Italy’s most magical city: Turin
Defining the horizons of Turin is the Basilica of Superga, located up the hills of the city. “Is it characterized by white or black energy?” I asked my tour guide – who stood to introduce me to the magical history of the city. “Not so white” she said. “Though built as a church by Juvarra – the mysterious plane carrying the entire Torino football team crashed in the back of the Basilica. The crash, since then adds a mystical element to the monument built by Filipo Juvarra for the Savoy dynasty.”
It is this mystical element that largely characterized Turin – the capital city of Piedmont that lies relatively unexplored in the bag packer’s tour of Italy. Its quiet charm and rich history make it a city that grows on you. Its history largely defined by it being the capital of the Savoy kingdom that reduced the territory of the Vatican and ultimately the unification of Italy – leaves a profound impact, imprinting intricate details about things you recognized but never really knew the source of. Fiat cars for example, are produced in Turin. Nutella and Ferrero Rochers, produced by Ferrero, are other examples of piemontese marvels. Hosting the third largest collection of Egyptian artifacts in the world, Turin’s Egyptian museum is yet another spot you would not want to miss.
What captured my imagination was yet another detail, of the various other details, that escape the perfunctory glance of the city’s visiting travelers – its magical connection.
The story of Turin’s magic begins with it being the only city in the world located in triangle of both black magic as well as white magic. The triangle of black magic is formed by the cities San Francisco, London and Turin. The white magic triangle is marked by Lyon, Prague and Turin.
Turin’s black magic tour begins with Piazza Statuto – the dark part of the city which was in the past – used as a dark spot where people were slaughtered. Slaughtered either for planning the overthrow of the Savoy kingdom or during the Roman times, for being a witch. Located to the west of the city centre, Piazza Statuto, since the Roman times, was considered inauspicious – as the sun sank in this part of the city.
Built over an ancient cemetery, Piazza Statuto is characterized by the presence of the Frejus fountain that stands as the emblem of dark Turin. The winged angel that lies about the fountain is meant to signify Lucifer, standing in the centre of the city’s dark past – overlooking and preventing the rise of titans, who once died while building the Frejus tunnel connecting Italy with France. Another interpretation is that the titans strive hard to overcome adversity to reach the pinnacle of reason. The pinnacle of reason however is viewed with suspicion by the church and so standing atop it is none other than Lucifer. In fact, from the top, Lucifer looks towards that part of the city which hosts the shroud of Turin–the white part.

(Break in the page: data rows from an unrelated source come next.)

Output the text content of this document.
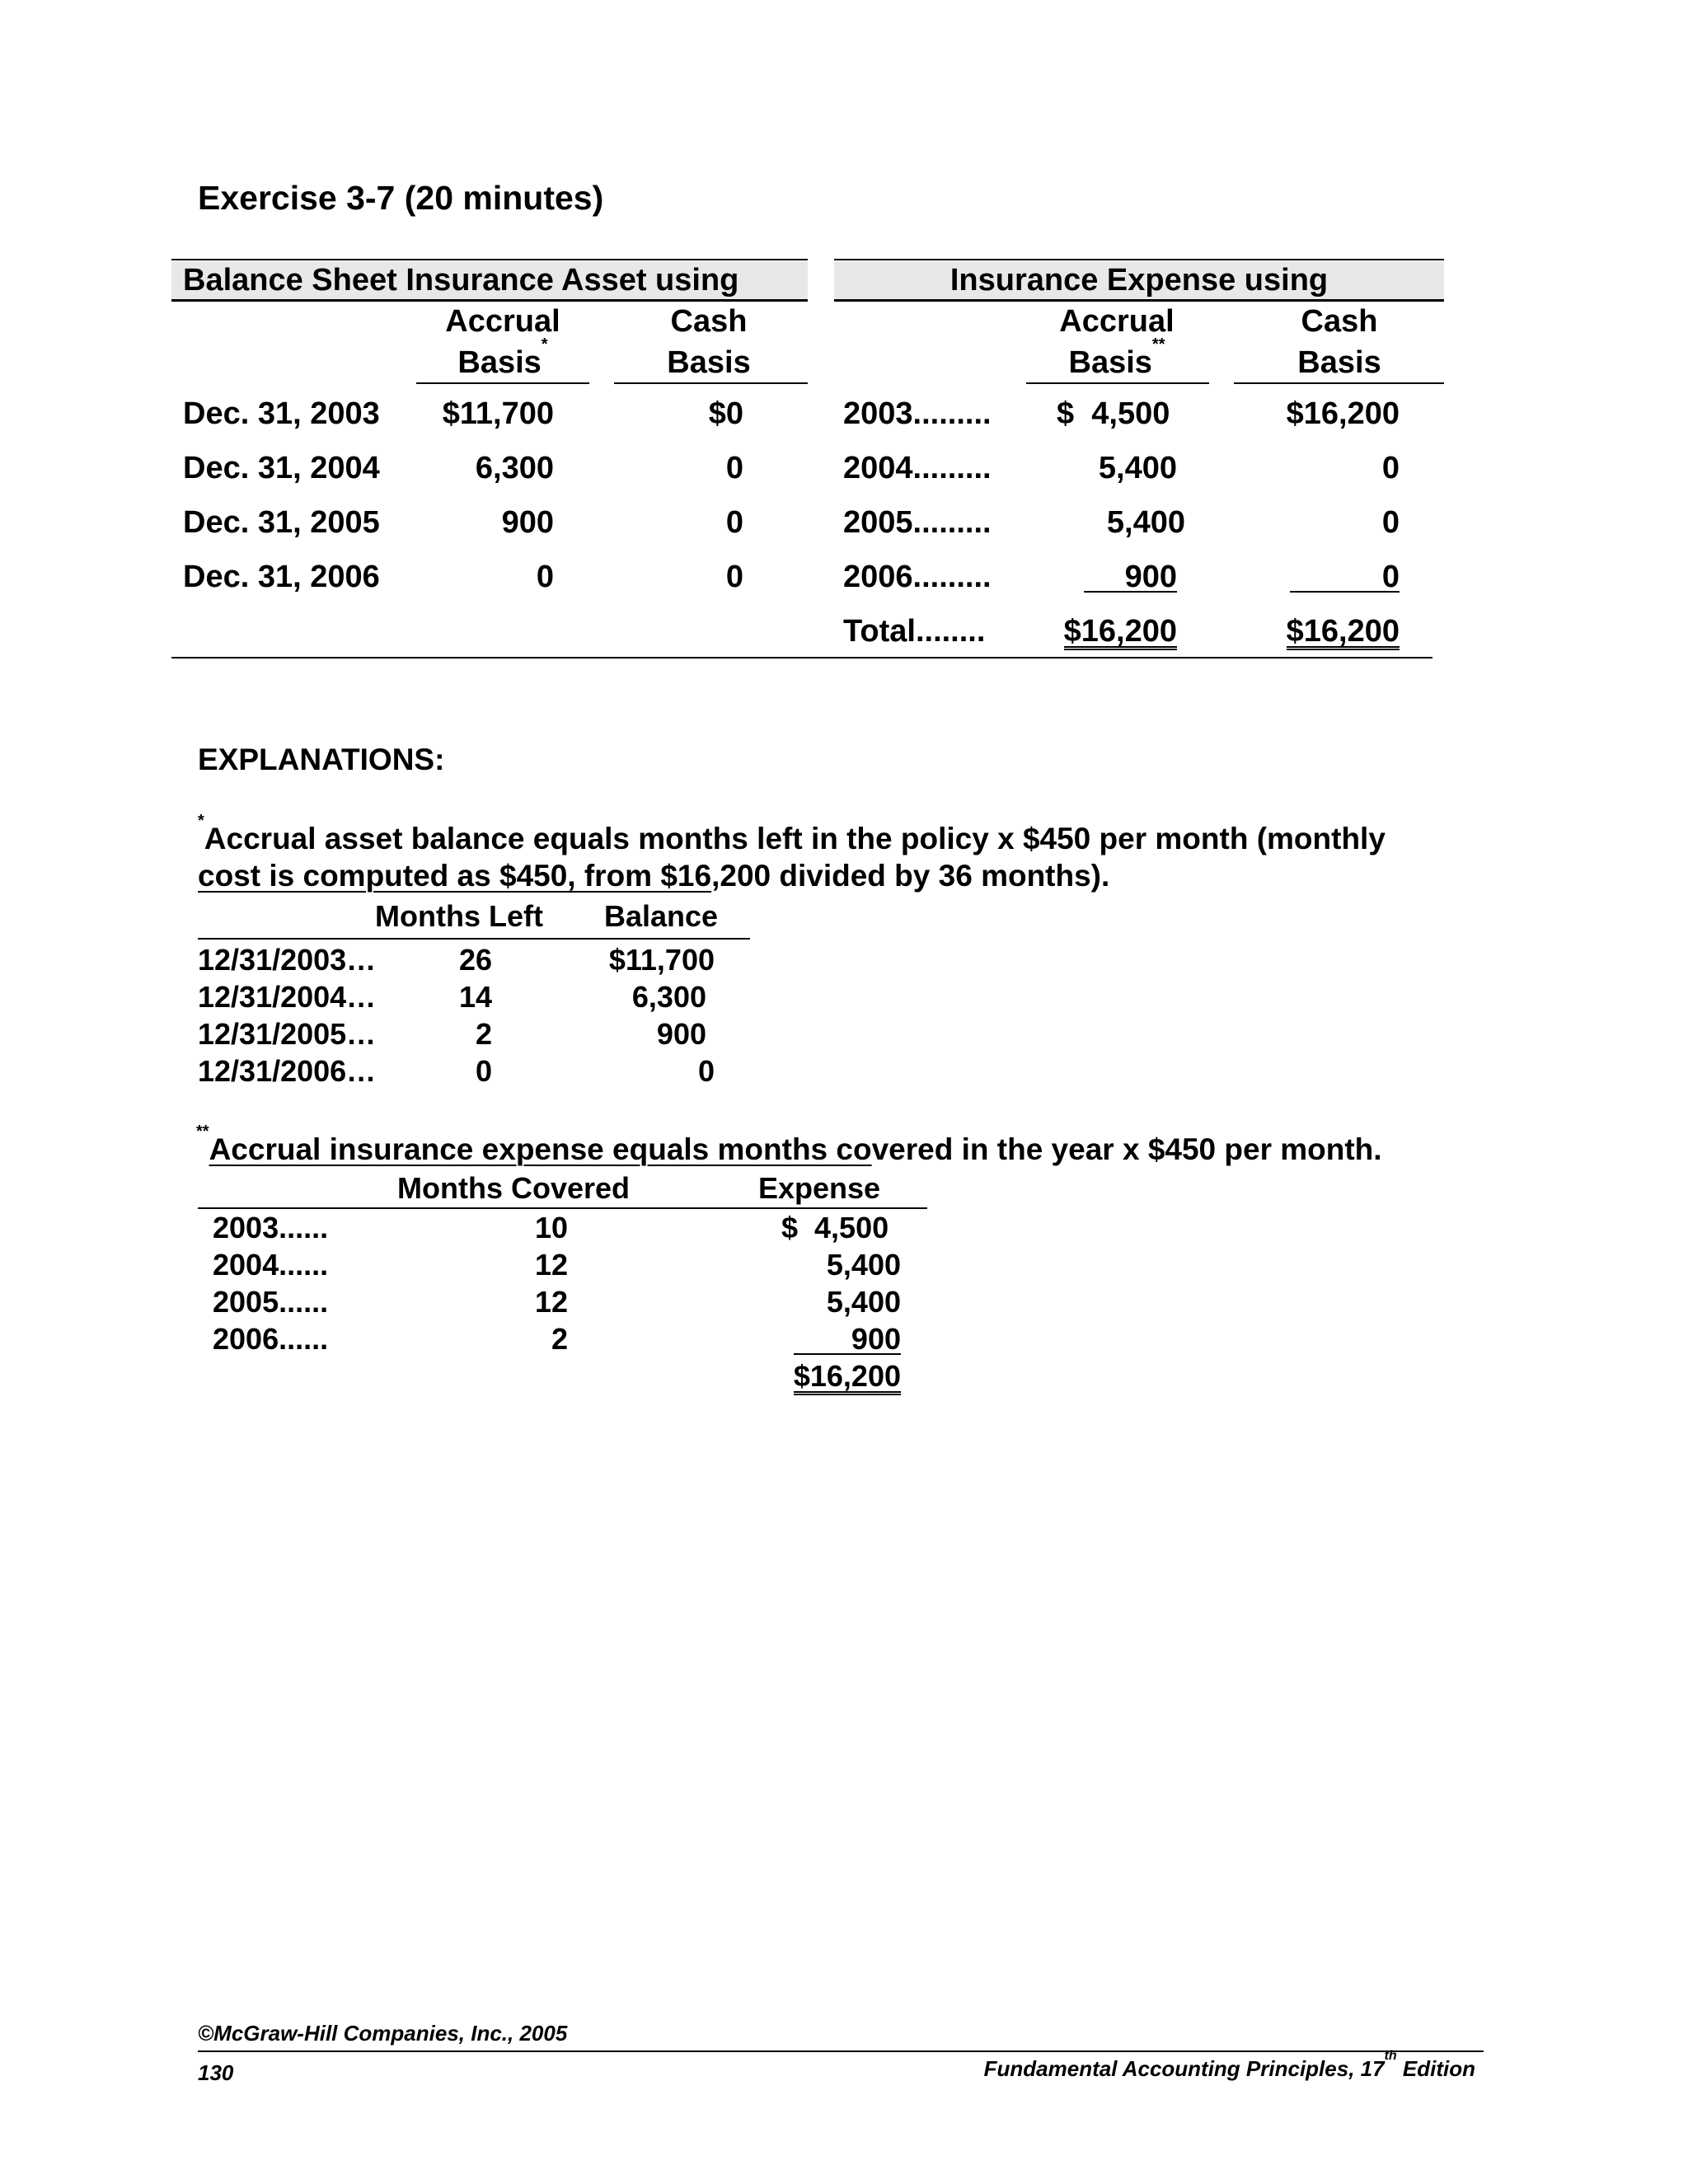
Exercise 3-7 (20 minutes)
Balance Sheet Insurance Asset using
Accrual
Basis*
Cash
Basis
Dec. 31, 2003	$11,700	$0
Dec. 31, 2004	6,300	0
Dec. 31, 2005	900	0
Dec. 31, 2006	0	0
Insurance Expense using
Accrual
Basis**
Cash
Basis
2003......... $  4,500	$16,200
2004.........	5,400	0
2005.........	5,400	0
2006.........	900	0
Total........	$16,200	$16,200
EXPLANATIONS:
*Accrual asset balance equals months left in the policy x $450 per month (monthly
cost is computed as $450, from $16,200 divided by 36 months).
Months Left Balance
12/31/2003…	26	$11,700
12/31/2004…	14	6,300
12/31/2005…	2	900
12/31/2006…	0	0
**Accrual insurance expense equals months covered in the year x $450 per month.
Months Covered	Expense
2003......	10	$  4,500
2004......	12	5,400
2005......	12	5,400
2006......	2	900
$16,200
©McGraw-Hill Companies, Inc., 2005
130	Fundamental Accounting Principles, 17th Edition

Moving from Piazza Statuto, the next stop in the exploration of the city’s magical quarter begins with the Fontana Angelica in Piazza Solferino. Created by Giovanni Riva in 1930, the Fontana Angelica was initially meant to be placed near a cathedral. But when the church was cognized about Riva’s connection to the Free Masons the fountain was relocated to its present position. Built truly in the freemason architecture, the fountain has four statues. The male statues represent the Boaz and Jaquim of the temple of Solomon, a structure revered by the Masons.
The female maidens signify the seasons summer and spring – other masonic symbols with spring denoting growth and spiritual realization from the inside while summer – represents outward learning through the material world and stimuli.
Walking past Piazza Solferino towards Via Alfieri, one can gaze through various masonic and supernatural symbols the streets of Turin have to offer. Ironically most of the devil shaped faces often stand opposite to a church or shops selling clothes for priests.
And then when the streets of black magic seem to crumble, the white part of the city emerges. Interestingly enough it is in the Piazza del Palazzo where the black and white parts of the city meet.
From then forth the white streets of Turin emerge in full vigour. Unsurprisingly, these streets are associated with the Savoy nobility and the Shroud of Turin – a historic cloth housed in the Cathedral of Saint John the Baptist of Turin that bears the image of a crucified man which many believe to be that of Jesus Christ.
The last stop of the magical journey ends with the Chiesa della Gran Madre or Church of the Great Mother of God. Gran Madre marks the last stop of the journey simply because it blurs the distinction between black and white magic after all – given the inherent dichotomies it presents. It is a church, but it is architecture is more like a pagan temple. And finally it has two angels – one angel having the head gear of the pope at her feet. The other, most mysteriously holding the holy grail or holy goblet – that provides happiness, youth and food in infinite abundance. While Dan Brown suggests that this may be buried in the inverted pyramid at the entrance of the Louvre – the Gran Madre offers two pointers. First, that it is either buried under the Gran Madre itself or second, that it points to the direction where the holy grail is buried – which in this case stands to be Paris.